Par contre, on ne pourra guère utiliser la proportion de nids « plastifiés » comme indicateur futur dans l’hypothèse d’une baisse de cette pollution car les nids persistent très longtemps (seulement 5% sont détruits chaque année) et vu la longévité moyenne des plastiques, leur présence va persister très longtemps même si la source se tarissait.

Pays de Galles ; 2011

Sur la colonie de Grassholm au Pays de Galles qui compte 40 000 couples, des nids entiers ont été prélevés en automne et analysés en détail (2). Certains d’entre eux pesaient jusqu’à 30 kg ce qui en dit long sur les quantités de matériaux accumulées au fil des ans. L’étude révèle la présence en moyenne (mais avec une très forte variabilité) de presque 500g de plastiques divers par nid. Les matériaux plastiques se répartissent en 83% de cordages, 15% de filets, 2% d’emballages et 1% de divers.
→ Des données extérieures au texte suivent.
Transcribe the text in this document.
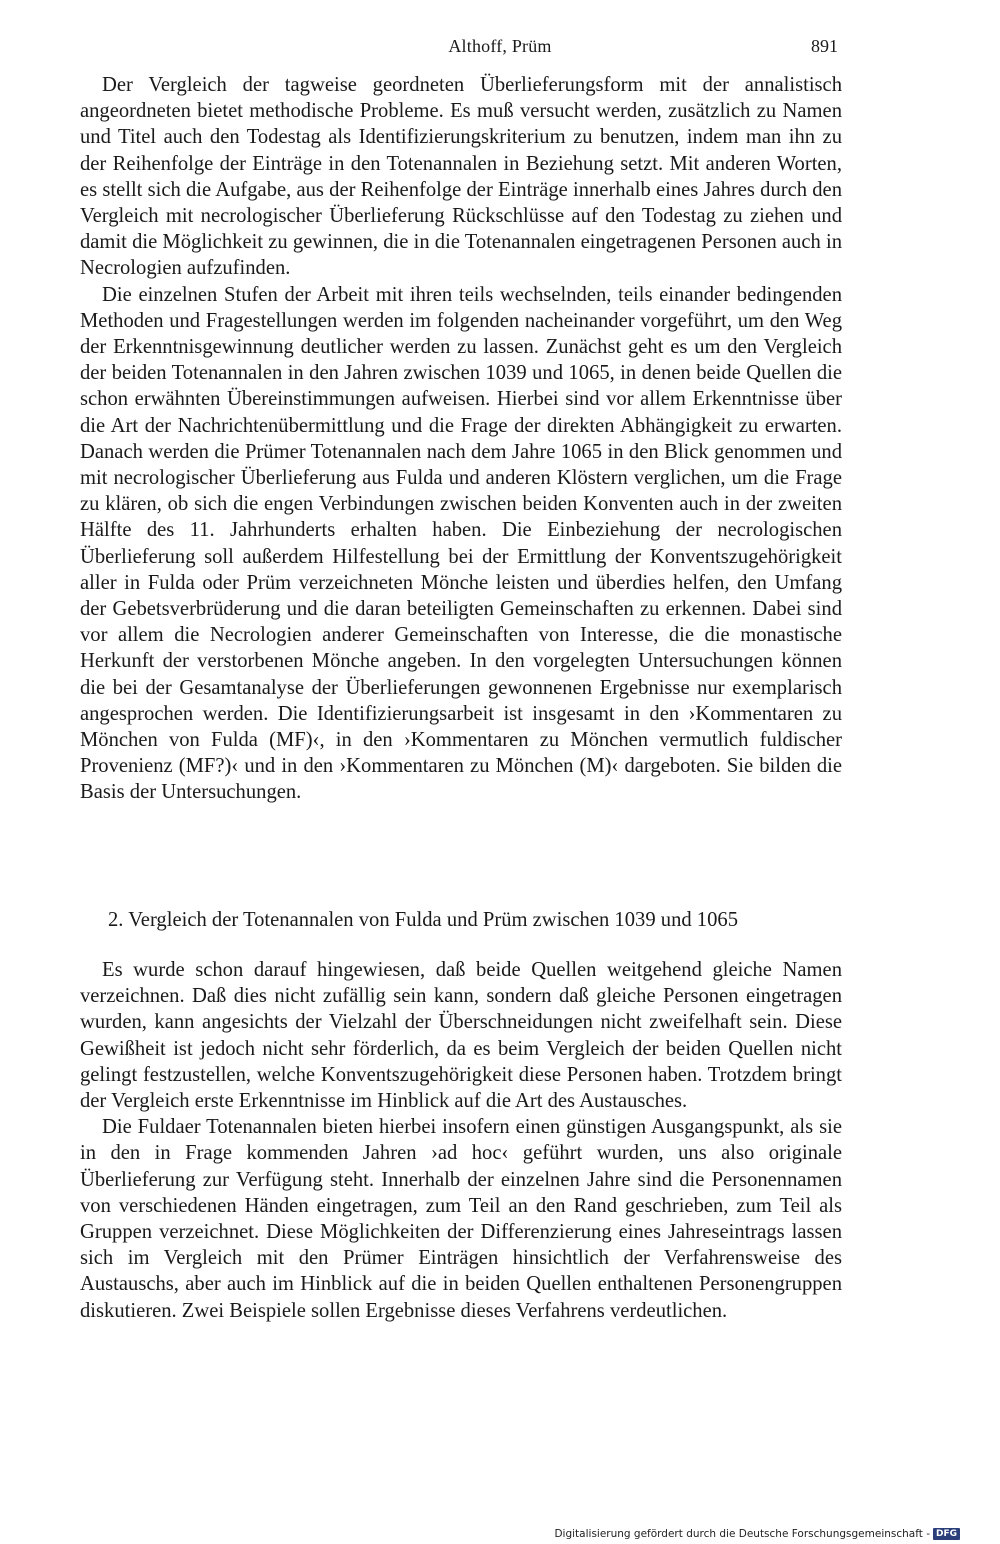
Althoff, Prüm	891

Der Vergleich der tagweise geordneten Überlieferungsform mit der annalistisch angeordneten bietet methodische Probleme. Es muß versucht werden, zusätzlich zu Namen und Titel auch den Todestag als Identifizierungskriterium zu benutzen, indem man ihn zu der Reihenfolge der Einträge in den Totenannalen in Beziehung setzt. Mit anderen Worten, es stellt sich die Aufgabe, aus der Reihenfolge der Einträge innerhalb eines Jahres durch den Vergleich mit necrologischer Überlieferung Rückschlüsse auf den Todestag zu ziehen und damit die Möglichkeit zu gewinnen, die in die Totenannalen eingetragenen Personen auch in Necrologien aufzufinden.

Die einzelnen Stufen der Arbeit mit ihren teils wechselnden, teils einander bedingenden Methoden und Fragestellungen werden im folgenden nacheinander vorgeführt, um den Weg der Erkenntnisgewinnung deutlicher werden zu lassen. Zunächst geht es um den Vergleich der beiden Totenannalen in den Jahren zwischen 1039 und 1065, in denen beide Quellen die schon erwähnten Übereinstimmungen aufweisen. Hierbei sind vor allem Erkenntnisse über die Art der Nachrichtenübermittlung und die Frage der direkten Abhängigkeit zu erwarten. Danach werden die Prümer Totenannalen nach dem Jahre 1065 in den Blick genommen und mit necrologischer Überlieferung aus Fulda und anderen Klöstern verglichen, um die Frage zu klären, ob sich die engen Verbindungen zwischen beiden Konventen auch in der zweiten Hälfte des 11. Jahrhunderts erhalten haben. Die Einbeziehung der necrologischen Überlieferung soll außerdem Hilfestellung bei der Ermittlung der Konventszugehörigkeit aller in Fulda oder Prüm verzeichneten Mönche leisten und überdies helfen, den Umfang der Gebetsverbrüderung und die daran beteiligten Gemeinschaften zu erkennen. Dabei sind vor allem die Necrologien anderer Gemeinschaften von Interesse, die die monastische Herkunft der verstorbenen Mönche angeben. In den vorgelegten Untersuchungen können die bei der Gesamtanalyse der Überlieferungen gewonnenen Ergebnisse nur exemplarisch angesprochen werden. Die Identifizierungsarbeit ist insgesamt in den ›Kommentaren zu Mönchen von Fulda (MF)‹, in den ›Kommentaren zu Mönchen vermutlich fuldischer Provenienz (MF?)‹ und in den ›Kommentaren zu Mönchen (M)‹ dargeboten. Sie bilden die Basis der Untersuchungen.

2. Vergleich der Totenannalen von Fulda und Prüm zwischen 1039 und 1065

Es wurde schon darauf hingewiesen, daß beide Quellen weitgehend gleiche Namen verzeichnen. Daß dies nicht zufällig sein kann, sondern daß gleiche Personen eingetragen wurden, kann angesichts der Vielzahl der Überschneidungen nicht zweifelhaft sein. Diese Gewißheit ist jedoch nicht sehr förderlich, da es beim Vergleich der beiden Quellen nicht gelingt festzustellen, welche Konventszugehörigkeit diese Personen haben. Trotzdem bringt der Vergleich erste Erkenntnisse im Hinblick auf die Art des Austausches.

Die Fuldaer Totenannalen bieten hierbei insofern einen günstigen Ausgangspunkt, als sie in den in Frage kommenden Jahren ›ad hoc‹ geführt wurden, uns also originale Überlieferung zur Verfügung steht. Innerhalb der einzelnen Jahre sind die Personennamen von verschiedenen Händen eingetragen, zum Teil an den Rand geschrieben, zum Teil als Gruppen verzeichnet. Diese Möglichkeiten der Differenzierung eines Jahreseintrags lassen sich im Vergleich mit den Prümer Einträgen hinsichtlich der Verfahrensweise des Austauschs, aber auch im Hinblick auf die in beiden Quellen enthaltenen Personengruppen diskutieren. Zwei Beispiele sollen Ergebnisse dieses Verfahrens verdeutlichen.

Digitalisierung gefördert durch die Deutsche Forschungsgemeinschaft - DFG
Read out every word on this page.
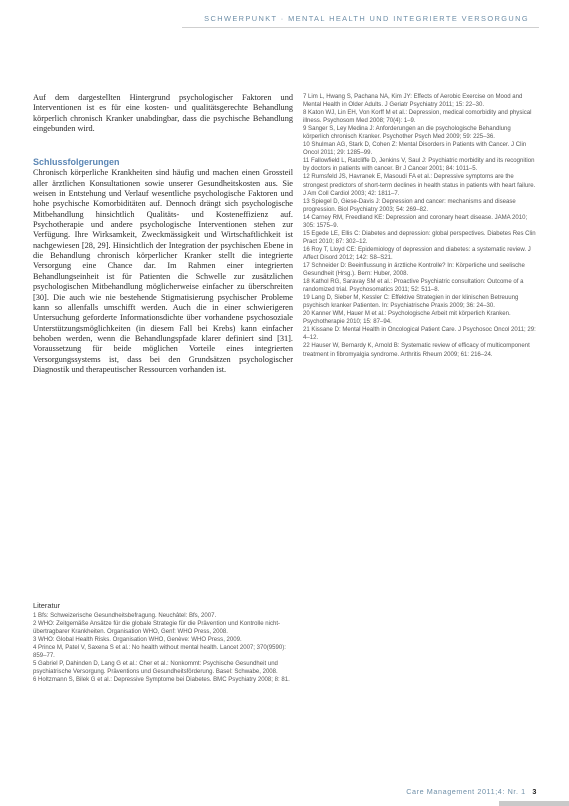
SCHWERPUNKT · MENTAL HEALTH UND INTEGRIERTE VERSORGUNG

Auf dem dargestellten Hintergrund psychologischer Faktoren und Interventionen ist es für eine kosten- und qualitätsgerechte Behandlung körperlich chronisch Kranker unabdingbar, dass die psychische Behandlung eingebunden wird.

Schlussfolgerungen

Chronisch körperliche Krankheiten sind häufig und machen einen Grossteil aller ärztlichen Konsultationen sowie unserer Gesundheitskosten aus. Sie weisen in Entstehung und Verlauf wesentliche psychologische Faktoren und hohe psychische Komorbiditäten auf. Dennoch drängt sich psychologische Mitbehandlung hinsichtlich Qualitäts- und Kosteneffizienz auf. Psychotherapie und andere psychologische Interventionen stehen zur Verfügung. Ihre Wirksamkeit, Zweckmässigkeit und Wirtschaftlichkeit ist nachgewiesen [28, 29]. Hinsichtlich der Integration der psychischen Ebene in die Behandlung chronisch körperlicher Kranker stellt die integrierte Versorgung eine Chance dar. Im Rahmen einer integrierten Behandlungseinheit ist für Patienten die Schwelle zur zusätzlichen psychologischen Mitbehandlung möglicherweise einfacher zu überschreiten [30]. Die auch wie nie bestehende Stigmatisierung psychischer Probleme kann so allenfalls umschifft werden. Auch die in einer schwierigeren Untersuchung geforderte Informationsdichte über vorhandene psychosoziale Unterstützungsmöglichkeiten (in diesem Fall bei Krebs) kann einfacher behoben werden, wenn die Behandlungspfade klarer definiert sind [31]. Voraussetzung für beide möglichen Vorteile eines integrierten Versorgungssystems ist, dass bei den Grundsätzen psychologischer Diagnostik und therapeutischer Ressourcen vorhanden ist.

Literatur

1 Bfs: Schweizerische Gesundheitsbefragung. Neuchâtel: Bfs, 2007.

2 WHO: Zeitgemäße Ansätze für die globale Strategie für die Prävention und Kontrolle nicht-übertragbarer Krankheiten. Organisation WHO, Genf: WHO Press, 2008.

3 WHO: Global Health Risks. Organisation WHO, Genève: WHO Press, 2009.

4 Prince M, Patel V, Saxena S et al.: No health without mental health. Lancet 2007; 370(9590): 859–77.

5 Gabriel P, Dahinden D, Lang G et al.: Cher et al.: Nonkommt: Psychische Gesundheit und psychiatrische Versorgung. Präventions und Gesundheitsförderung. Basel: Schwabe, 2008.

6 Holtzmann S, Bilek G et al.: Depressive Symptome bei Diabetes. BMC Psychiatry 2008; 8: 81.

7 Lim L, Hwang S, Pachana NA, Kim JY: Effects of Aerobic Exercise on Mood and Mental Health in Older Adults. J Geriatr Psychiatry 2011; 15: 22–30.

8 Katon WJ, Lin EH, Von Korff M et al.: Depression, medical comorbidity and physical illness. Psychosom Med 2008; 70(4): 1–9.

9 Sanger S, Ley Medina J: Anforderungen an die psychologische Behandlung körperlich chronisch Kranker. Psychother Psych Med 2009; 59: 225–36.

10 Shulman AG, Stark D, Cohen Z: Mental Disorders in Patients with Cancer. J Clin Oncol 2011; 29: 1285–99.

11 Fallowfield L, Ratcliffe D, Jenkins V, Saul J: Psychiatric morbidity and its recognition by doctors in patients with cancer. Br J Cancer 2001; 84: 1011–5.

12 Rumsfeld JS, Havranek E, Masoudi FA et al.: Depressive symptoms are the strongest predictors of short-term declines in health status in patients with heart failure. J Am Coll Cardiol 2003; 42: 1811–7.

13 Spiegel D, Giese-Davis J: Depression and cancer: mechanisms and disease progression. Biol Psychiatry 2003; 54: 269–82.

14 Carney RM, Freedland KE: Depression and coronary heart disease. JAMA 2010; 305: 1575–9.

15 Egede LE, Ellis C: Diabetes and depression: global perspectives. Diabetes Res Clin Pract 2010; 87: 302–12.

16 Roy T, Lloyd CE: Epidemiology of depression and diabetes: a systematic review. J Affect Disord 2012; 142: S8–S21.

17 Schneider D: Beeinflussung in ärztliche Kontrolle? In: Körperliche und seelische Gesundheit (Hrsg.). Bern: Huber, 2008.

18 Kathol RG, Saravay SM et al.: Proactive Psychiatric consultation: Outcome of a randomized trial. Psychosomatics 2011; 52: 511–8.

19 Lang D, Sieber M, Kessler C: Effektive Strategien in der klinischen Betreuung psychisch kranker Patienten. In: Psychiatrische Praxis 2009; 36: 24–30.

20 Kanner WM, Hauer M et al.: Psychologische Arbeit mit körperlich Kranken. Psychotherapie 2010; 15: 87–94.

21 Kissane D: Mental Health in Oncological Patient Care. J Psychosoc Oncol 2011; 29: 4–12.

22 Hauser W, Bernardy K, Arnold B: Systematic review of efficacy of multicomponent treatment in fibromyalgia syndrome. Arthritis Rheum 2009; 61: 216–24.

Care Management 2011;4: Nr. 1 3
Là encore, le matériel de pêche prédomine largement. Rapportée à l’ensemble de la colonie, l’estimation aboutit à une fourchette entre 5 et 50 tonnes de plastiques dans les nids de la colonie !

La comparaison avec les échouages de plastiques sur les plages semble indiquer une certaine sélection de la part des fous (à moins que tous les matériaux ne dérivent pas de la même manière) : les cordages qui représentent 20 à 30% des échouages de plastiques sur les plages dépassent les 80% dans les nids des fous ; à l’inverse, les filets présents à 50% sur les plages ne représentent que 15% des plastiques des nids.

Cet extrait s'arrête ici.